As the kids finished one activity and went back to walking, they would do another activity as it opened up.

“The hike takes place over the convocation hour at Hamline, so students and instructors are not in class,” Anderson said.

HU to HE collaborationAnderson said that both the University and the elementary school have liaisons that work on the Hamline to Hamline Collaboration.  “They get a course release so they don’t have to teach a course, but then they do have to work with the committee to keep all things collaborative between the two campuses,” he explained.

Margot Howard, who is currently working on her master’s degree at Hamline, was formerly a University liaison.

“The collaboration between the elementary school and the university was definitely one of the first in the country,” she said. “Now it’s becoming more popular. And, it doesn’t just focus on the School of Education, but involves the whole school.”

She cited as an example the School of Anthropology. The anthropology class goes to the elementary school and teaches the younger students about an archaeological dig, and then they take them to a dig on campus.

“I knew as an undergraduate I wanted to work with kids, but not as a teacher,” Howard said. She said working with the Collaboration gave her that opportunity to connect with them.
“It energizes my soul to work with kids,” she noted.

Hamline Elementary currently has its technology instructor, Jodie Wilson, serving as its liaison.

“We have pairings of students at every grade level,” Anderson stated. “Our most famous pairing is 5th grade students paired with the law school.

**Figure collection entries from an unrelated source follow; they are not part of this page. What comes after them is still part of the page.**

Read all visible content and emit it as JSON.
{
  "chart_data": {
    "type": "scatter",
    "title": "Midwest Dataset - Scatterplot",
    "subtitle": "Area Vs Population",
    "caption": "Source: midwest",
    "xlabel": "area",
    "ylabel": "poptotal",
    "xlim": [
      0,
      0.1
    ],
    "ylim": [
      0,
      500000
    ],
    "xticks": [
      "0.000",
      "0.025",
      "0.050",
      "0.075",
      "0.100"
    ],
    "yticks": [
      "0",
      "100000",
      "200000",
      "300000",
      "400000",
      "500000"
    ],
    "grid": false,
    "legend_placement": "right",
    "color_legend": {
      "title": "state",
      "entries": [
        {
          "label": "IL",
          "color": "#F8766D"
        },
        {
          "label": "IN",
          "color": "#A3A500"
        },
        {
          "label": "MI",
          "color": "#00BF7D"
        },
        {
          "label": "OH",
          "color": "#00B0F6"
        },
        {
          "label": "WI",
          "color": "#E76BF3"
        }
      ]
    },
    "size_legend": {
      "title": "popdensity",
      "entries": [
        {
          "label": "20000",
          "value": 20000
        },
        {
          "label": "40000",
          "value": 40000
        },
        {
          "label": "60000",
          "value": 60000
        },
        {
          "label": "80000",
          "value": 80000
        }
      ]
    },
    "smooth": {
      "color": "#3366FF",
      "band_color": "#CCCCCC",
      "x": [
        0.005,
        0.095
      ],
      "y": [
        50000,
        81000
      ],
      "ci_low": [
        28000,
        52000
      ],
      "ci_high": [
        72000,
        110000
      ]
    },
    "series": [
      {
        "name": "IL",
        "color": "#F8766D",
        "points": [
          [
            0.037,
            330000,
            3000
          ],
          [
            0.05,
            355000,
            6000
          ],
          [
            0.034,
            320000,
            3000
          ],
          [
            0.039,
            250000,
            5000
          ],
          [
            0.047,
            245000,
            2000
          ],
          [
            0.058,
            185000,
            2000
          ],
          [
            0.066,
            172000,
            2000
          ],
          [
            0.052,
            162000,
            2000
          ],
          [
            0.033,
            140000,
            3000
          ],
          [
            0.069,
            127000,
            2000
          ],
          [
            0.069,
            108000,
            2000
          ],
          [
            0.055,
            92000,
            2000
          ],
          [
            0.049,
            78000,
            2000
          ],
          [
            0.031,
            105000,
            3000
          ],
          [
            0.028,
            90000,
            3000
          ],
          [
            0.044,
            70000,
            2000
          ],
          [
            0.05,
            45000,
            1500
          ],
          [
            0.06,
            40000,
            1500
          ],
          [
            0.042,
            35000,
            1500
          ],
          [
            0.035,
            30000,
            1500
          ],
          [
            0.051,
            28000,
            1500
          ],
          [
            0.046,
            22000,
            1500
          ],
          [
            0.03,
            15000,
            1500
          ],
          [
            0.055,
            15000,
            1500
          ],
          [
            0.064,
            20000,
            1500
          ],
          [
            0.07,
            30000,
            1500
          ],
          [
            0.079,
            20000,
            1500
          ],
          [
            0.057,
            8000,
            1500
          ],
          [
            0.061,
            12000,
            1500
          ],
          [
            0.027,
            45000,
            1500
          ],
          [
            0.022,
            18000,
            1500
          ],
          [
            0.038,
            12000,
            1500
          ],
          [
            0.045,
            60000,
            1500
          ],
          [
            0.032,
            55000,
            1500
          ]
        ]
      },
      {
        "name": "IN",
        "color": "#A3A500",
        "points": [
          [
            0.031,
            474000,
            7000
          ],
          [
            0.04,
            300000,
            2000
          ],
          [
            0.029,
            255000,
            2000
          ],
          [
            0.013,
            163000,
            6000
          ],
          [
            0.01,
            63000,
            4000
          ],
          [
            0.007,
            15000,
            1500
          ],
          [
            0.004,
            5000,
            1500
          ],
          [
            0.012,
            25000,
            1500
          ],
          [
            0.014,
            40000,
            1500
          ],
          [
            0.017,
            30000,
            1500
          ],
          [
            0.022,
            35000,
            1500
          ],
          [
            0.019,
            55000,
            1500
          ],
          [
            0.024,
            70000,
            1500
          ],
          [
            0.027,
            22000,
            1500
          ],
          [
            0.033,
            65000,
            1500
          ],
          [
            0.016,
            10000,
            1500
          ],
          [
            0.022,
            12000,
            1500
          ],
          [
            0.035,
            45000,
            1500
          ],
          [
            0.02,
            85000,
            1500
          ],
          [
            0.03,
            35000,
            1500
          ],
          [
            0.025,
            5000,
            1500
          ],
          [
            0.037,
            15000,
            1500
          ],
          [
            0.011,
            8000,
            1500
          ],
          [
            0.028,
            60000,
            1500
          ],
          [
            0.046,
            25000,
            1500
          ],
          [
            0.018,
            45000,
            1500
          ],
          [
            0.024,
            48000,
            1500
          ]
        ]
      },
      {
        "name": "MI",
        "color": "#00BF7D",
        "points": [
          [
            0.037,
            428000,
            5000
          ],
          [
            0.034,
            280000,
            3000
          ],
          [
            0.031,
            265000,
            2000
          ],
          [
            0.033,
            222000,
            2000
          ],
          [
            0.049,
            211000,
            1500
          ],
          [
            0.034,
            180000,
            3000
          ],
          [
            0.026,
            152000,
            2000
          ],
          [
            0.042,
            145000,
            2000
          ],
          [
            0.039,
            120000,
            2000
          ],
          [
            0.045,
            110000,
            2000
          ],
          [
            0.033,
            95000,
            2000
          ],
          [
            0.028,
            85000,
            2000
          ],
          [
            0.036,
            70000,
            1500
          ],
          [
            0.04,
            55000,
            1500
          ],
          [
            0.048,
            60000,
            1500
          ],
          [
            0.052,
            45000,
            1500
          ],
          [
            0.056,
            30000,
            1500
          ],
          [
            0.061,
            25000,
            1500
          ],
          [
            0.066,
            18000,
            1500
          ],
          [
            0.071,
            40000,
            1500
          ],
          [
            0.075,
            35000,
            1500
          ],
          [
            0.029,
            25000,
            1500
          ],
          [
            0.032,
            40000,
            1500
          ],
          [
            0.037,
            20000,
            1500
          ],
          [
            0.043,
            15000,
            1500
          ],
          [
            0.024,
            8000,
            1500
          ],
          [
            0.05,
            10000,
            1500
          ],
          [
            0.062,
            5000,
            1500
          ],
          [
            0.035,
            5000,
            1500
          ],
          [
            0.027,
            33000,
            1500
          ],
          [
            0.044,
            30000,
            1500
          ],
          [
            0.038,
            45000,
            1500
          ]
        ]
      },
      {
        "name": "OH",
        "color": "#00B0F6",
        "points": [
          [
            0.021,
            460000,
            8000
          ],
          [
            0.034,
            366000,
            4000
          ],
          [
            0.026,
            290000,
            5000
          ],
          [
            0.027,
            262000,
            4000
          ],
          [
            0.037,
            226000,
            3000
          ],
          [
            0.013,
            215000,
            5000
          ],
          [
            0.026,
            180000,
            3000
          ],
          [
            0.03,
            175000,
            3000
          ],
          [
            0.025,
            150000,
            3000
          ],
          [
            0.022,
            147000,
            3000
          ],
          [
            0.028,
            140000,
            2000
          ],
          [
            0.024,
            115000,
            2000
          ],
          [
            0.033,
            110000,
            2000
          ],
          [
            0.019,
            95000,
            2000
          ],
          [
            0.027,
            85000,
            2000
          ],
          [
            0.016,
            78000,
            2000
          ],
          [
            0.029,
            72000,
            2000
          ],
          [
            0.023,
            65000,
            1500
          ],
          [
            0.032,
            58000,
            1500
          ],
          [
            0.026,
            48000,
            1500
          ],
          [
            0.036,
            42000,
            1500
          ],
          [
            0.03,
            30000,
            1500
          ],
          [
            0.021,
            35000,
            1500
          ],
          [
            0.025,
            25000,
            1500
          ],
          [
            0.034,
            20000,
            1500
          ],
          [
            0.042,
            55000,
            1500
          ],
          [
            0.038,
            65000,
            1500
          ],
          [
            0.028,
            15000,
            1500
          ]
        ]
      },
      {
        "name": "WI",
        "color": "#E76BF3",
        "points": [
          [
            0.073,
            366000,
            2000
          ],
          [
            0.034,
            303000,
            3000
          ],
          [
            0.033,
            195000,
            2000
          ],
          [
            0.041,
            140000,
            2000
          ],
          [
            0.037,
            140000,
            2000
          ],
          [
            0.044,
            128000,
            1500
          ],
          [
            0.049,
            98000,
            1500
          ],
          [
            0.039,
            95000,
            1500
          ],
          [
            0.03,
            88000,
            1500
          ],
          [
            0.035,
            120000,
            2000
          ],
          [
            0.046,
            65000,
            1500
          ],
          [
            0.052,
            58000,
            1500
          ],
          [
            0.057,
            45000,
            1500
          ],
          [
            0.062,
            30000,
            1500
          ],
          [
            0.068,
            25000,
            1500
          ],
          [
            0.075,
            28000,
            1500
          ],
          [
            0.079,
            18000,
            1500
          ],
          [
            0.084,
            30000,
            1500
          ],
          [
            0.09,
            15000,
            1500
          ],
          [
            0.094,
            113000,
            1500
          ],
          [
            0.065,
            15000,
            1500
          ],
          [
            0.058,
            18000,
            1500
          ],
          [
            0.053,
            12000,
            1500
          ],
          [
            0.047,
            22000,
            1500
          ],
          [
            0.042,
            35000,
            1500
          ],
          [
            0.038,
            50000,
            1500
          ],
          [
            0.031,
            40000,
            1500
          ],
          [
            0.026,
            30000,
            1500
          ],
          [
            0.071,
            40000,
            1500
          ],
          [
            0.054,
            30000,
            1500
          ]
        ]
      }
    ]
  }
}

We have law students come to Hamline Elementary and teach us all about the law process, and then our students do a mock trial, taking on all the roles over at the courtroom on the Hamline campus. There’s a Ramsey County judge who comes to preside over the proceedings. It’s just a fantastic way to learn in a real setting and see what’s available post-secondary. These are real things you can learn how to do.”

Another pairing is kindergarten students with the Hamline female gymnasts. “The girls do a big demo for them so they get to see how all the equipment works, and they get to play with, and touch, some of the equipment,” Anderson related.  He said kindergartners also get to go over to the Bush Memorial Library and listen to a story read by the Hamline University librarian.
Another program involving collaboration between the two schools is the federal work-study America Reads and America Counts.  Anderson said 70-100 college students earn their work-study by being tutors at the elementary school, working with the kids and teachers.
He added that the university’s student council has as its largest activity a college access mentorship program called Hand in Hand, similar to Big Brothers and Big Sisters.

“An elementary student and a university student are paired, and the Hamline student comes over to spend 45 minutes a week with a kid who is in need socially. They also hold three big events a year.”

He said the Hamline elementary students play games and talk about college access with their college mentor buddies. “We currently have about 50 pairs,” he noted.
He said one other event involves the kindergarteners going on a tour of the Hamline University campus in the spring, getting to see dorms and have some ice cream. They get a certificate for having attended their first day of college.

“We really try to instill a desire for post-secondary education,” Anderson stated. “Not necessarily just at Hamline, because we know kids have other interests; we have a fifth grade class going to St. Paul College and visiting their shop department.”

“We really are a shared campus,” he added. “Hamline University uses us for learning about education and giving its students a place to serve, and we get from them learning opportunities that wouldn’t otherwise exist.  It really is pre-K through 16 in the Hamline Midway neighborhood.”